Schon oft hatte der Angeklagte die Vermutung, dass insbesondere bei politischen Prozessen das Urteil bereits vorher feststünde: „Wenn ich das anderen berichte, so ernte ich zunächst Zweifel. Doch spätestens nach dem Besuch der dritten oder vierten Gerichtsverhandlung entsteht bei vielen Prozessbesuchenden das Gefühl, dass ein ehrliches Interesse an einer Sachaufklärung überhaupt nicht vorhanden ist und es vielmehr darum geht, die Form halbwegs zu wahren um am Ende ein ohnehin schon feststehendes Urteil zu verkünden.“ (aus dem Befangenheitsantrag).

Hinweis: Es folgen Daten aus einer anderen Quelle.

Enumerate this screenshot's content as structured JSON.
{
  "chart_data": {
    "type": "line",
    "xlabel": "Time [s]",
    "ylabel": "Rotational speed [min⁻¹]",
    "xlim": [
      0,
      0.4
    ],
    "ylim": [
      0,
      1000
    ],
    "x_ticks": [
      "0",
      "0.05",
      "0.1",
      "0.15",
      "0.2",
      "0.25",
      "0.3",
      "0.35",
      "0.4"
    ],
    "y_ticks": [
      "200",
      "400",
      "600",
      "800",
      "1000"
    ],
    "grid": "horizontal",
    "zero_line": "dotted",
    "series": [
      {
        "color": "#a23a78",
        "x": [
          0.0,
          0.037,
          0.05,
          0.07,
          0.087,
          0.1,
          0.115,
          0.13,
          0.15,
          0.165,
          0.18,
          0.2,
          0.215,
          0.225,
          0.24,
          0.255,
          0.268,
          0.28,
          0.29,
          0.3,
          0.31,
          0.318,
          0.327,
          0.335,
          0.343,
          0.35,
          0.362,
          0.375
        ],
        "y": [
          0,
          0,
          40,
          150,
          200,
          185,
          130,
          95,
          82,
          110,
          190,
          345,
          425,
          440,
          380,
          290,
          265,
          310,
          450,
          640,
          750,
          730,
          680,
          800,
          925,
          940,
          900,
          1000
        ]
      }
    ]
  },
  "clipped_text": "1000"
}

Jetzt bestätigte sich diese Vermutung gleich doppelt schwarz auf weiß: Nicht nur durch die zufällig gefundenen Unterlagen sondern noch einmal mehr, als der Befangenheitsantrag von Richter Khan abgelehnt wurde. Er findet es völlig normal, dass Urteile vorab geschrieben werden und sieht keinerlei Problem darin. So schreibt er in seiner Ablehnung des Befangenheitsantrags:
„Es ist dem Tatrichter unbenommen, sich schon vor der Hauptverhandlung durch die Fertigung eines Urteilsentwurfs entsprechend dem jeweiligen Ermittlungs- bzw. Verfahrensstands auf die Hauptverhandlung vorzubereiten. Dies kann zum einen der Richtigkeitskontrolle dahingehend dienen, dass die Beweisaufnahme alle erheblichen Tatsachen und Beweismittel umfasst, und kann überdies der Verfahrenskonzentration nützlich sein. Den Schluss auf eine Vorverurteilung des Angeklagten oder einer Befangenheit eines Richters lässt dies nicht zu.“
Zu behaupten, ein vor Prozessbeginn allein aufgrund der Akte angefertigter Urteilsentwurf sei keine Vorverurteilung ist realitätsfern und absurd. Die Bezeichnung „Verfahrenskonzentration“ wirkt, als sei damit gemeint, möglichst fließbandmäßig arbeiten zu können – eben genau das Gegenteil dessen wofür angeblich eine Hauptverhandlung da ist. Aber wie so oft, wenn Angeklagte versuchen, Richterverhalten zu kritisieren, sind es andere Richter oder Richterinnen, die dieses Verhalten decken. Das ist ein Grund, warum der Angeklagte nicht glaubt, von Gerichten Gerechtigkeit erwarten zu können.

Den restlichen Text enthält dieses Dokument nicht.